EXCLUSIVE Ryanair ready to wait years for Boeing to cut prices, says O’Leary
- Ryanair scrapped talks on 250 jets on Monday
- CEO says could wait up to 10 years for deal
- Downplays possibility of talks with rival Airbus
ROME, Sept 8 (Reuters) – Ryanair is willing to wait years for Boeing ((BA).N) to drop its prices before placing a big new plane order with the U.S. company, Chief Executive Michael O’Leary told Reuters, while he also downplayed the chance of a deal with rival Airbus (AIR.PA).
The Irish budget airline, one of Boeing‘s biggest customers, said on Monday it had ended talks over a new order of 737 MAX 10 jets worth tens of billions of dollars because the prices on offer were too high. read more
“We’re not wasting any time on those MAX 10 discussions nor will we for a period of 2, 4, 6, 8, 10 years until we get to the next crisis,” O’Leary said in an interview.
“We at Ryanair have always had the discipline to wait out the cycle.”
Europe’s largest budget carrier is already the region’s biggest MAX customer with 210 of the 197-seat MAX 8-200 on order. It has dangled a fresh order potentially worth $33 billion at list prices for up to 250 of the 230-seat MAX 10.
But O’Leary said there had been a “fundamental breakdown” in talks due to the fact that Boeing believed the COVID-19 crisis was effectively over while Ryanair believed the U.S. giant still badly needed an order.
“Boeing are looking for a price increase while many of their customers are moving to Airbus,” O’Leary said.
“We take the view we are still in a period of great crisis. Boeing take the view that now the world is fine and it’s all recovered and its latest pricing offer reflects that,” he said.
Speaking in Madrid, however, the head of the group’s largest airline, Ryanair DAC, struck a mixed tone on the recovery.

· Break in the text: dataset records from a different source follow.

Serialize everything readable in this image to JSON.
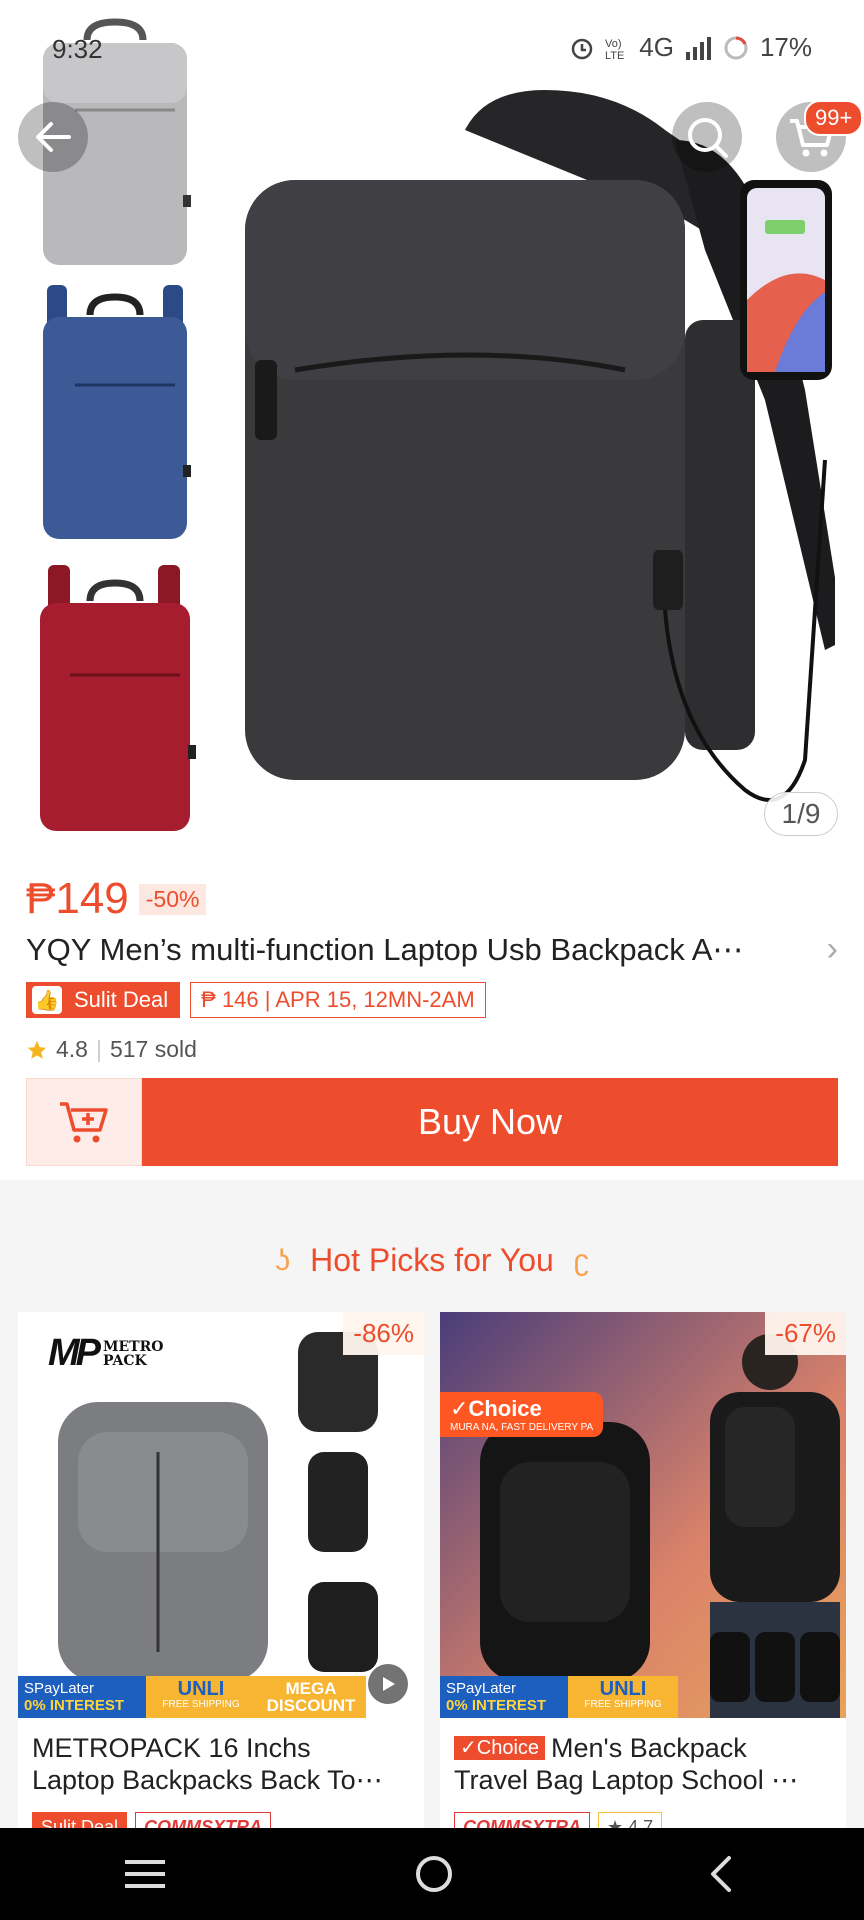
{
  "status_bar": {
    "time": "9:32",
    "network": "4G",
    "battery": "17%"
  },
  "gallery": {
    "counter": "1/9",
    "cart_badge": "99+"
  },
  "product": {
    "price": "₱149",
    "discount": "-50%",
    "title": "YQY Men’s multi-function Laptop Usb Backpack A⋯",
    "deal_label": "Sulit Deal",
    "flash_info": "₱ 146 | APR 15, 12MN-2AM",
    "rating": "4.8",
    "sold": "517 sold",
    "buy_label": "Buy Now"
  },
  "hot_picks": {
    "title": "Hot Picks for You",
    "items": [
      {
        "discount": "-86%",
        "brand_line1": "METRO",
        "brand_line2": "PACK",
        "title_line1": "METROPACK 16 Inchs",
        "title_line2": "Laptop Backpacks Back To⋯",
        "promo_spaylater": "SPayLater",
        "promo_interest": "0% INTEREST",
        "promo_unli": "UNLI",
        "promo_freeship": "FREE SHIPPING",
        "promo_mega": "MEGA",
        "promo_discount": "DISCOUNT",
        "badge1": "Sulit Deal",
        "badge2": "COMMSXTRA"
      },
      {
        "discount": "-67%",
        "ribbon_l1": "✓Choice",
        "ribbon_l2": "MURA NA, FAST DELIVERY PA",
        "choice_tag": "✓Choice",
        "title_line1": "Men's Backpack",
        "title_line2": "Travel Bag Laptop School ⋯",
        "promo_spaylater": "SPayLater",
        "promo_interest": "0% INTEREST",
        "promo_unli": "UNLI",
        "promo_freeship": "FREE SHIPPING",
        "badge1": "COMMSXTRA",
        "badge2": "★ 4.7"
      }
    ]
  },
  "colors": {
    "accent": "#ee4d2d",
    "background": "#f5f5f5"
  },
  "icons": [
    "back-arrow-icon",
    "search-icon",
    "cart-icon",
    "add-to-cart-icon",
    "star-icon",
    "menu-icon",
    "home-circle-icon",
    "back-chevron-icon",
    "play-icon"
  ]
}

“Most European markets are recuperating … the exception is the UK (where) there’s this continued confusion (over COVID-19 restrictions),” Eddie Wilson told Reuters. read more
Boeing was not immediately available for comment. On Monday it said it valued Ryanair’s business but had to exercise discipline and make decisions that made sense.
The U.S. giant appears to believe the market is finally moving in its direction after winning a series of orders, including 150 MAX 10 from United Airlines (UAL.O) and outselling Airbus on narrow-body jets this year, market experts say.
It has also virtually cleared a stockpile of 200 surplus jets left without homes after the MAX crisis.
Between January and July, Boeing sold 524 of its 737 MAX compared with Airbus’s January-August tally of 234 A320-family jets. read more
TALKS ‘CAN BE RESTARTED’ AT RIGHT price
Ryanair’s rare decision to go public over big-ticket plane negotiations comes after months of wrangling that had already delayed a deal for the largest version of the 737 MAX.
A large new Ryanair order would provide a boost to the U.S. planemaker as it rebuilds confidence in the MAX, an aircraft grounded for 20 months until November after two fatal crashes.
It would also speed a tentative industry recovery from the COVID-19 pandemic.
“The talks can always be restarted, but only when Boeing realise they need to price competitively,” O’Leary said.
Asked if Ryanair might consider Airbus in the medium term, O’Leary said it might, but that Boeing‘s European rival did not currently have a competitively priced short-haul aircraft either.
“There is always a prospect that Airbus become a significant supplier. But there is a chance that the Chinese – COMAC (CMAFC.UL) – could become a significant supplier to Ryanair in the medium term,” he said.
Playing Boeing against Airbus to secure lower prices is doomed to failure as a strategy, he said.
“Basically its a duopoly,” he said. “You don’t get leverage by holding discussions with one or the other.”
O’Leary said he was not concerned that the breakdown in talks would leave him with too few planes when his current order is completed in 2025 as Ryanair already had more aircraft on order than any of its competitors.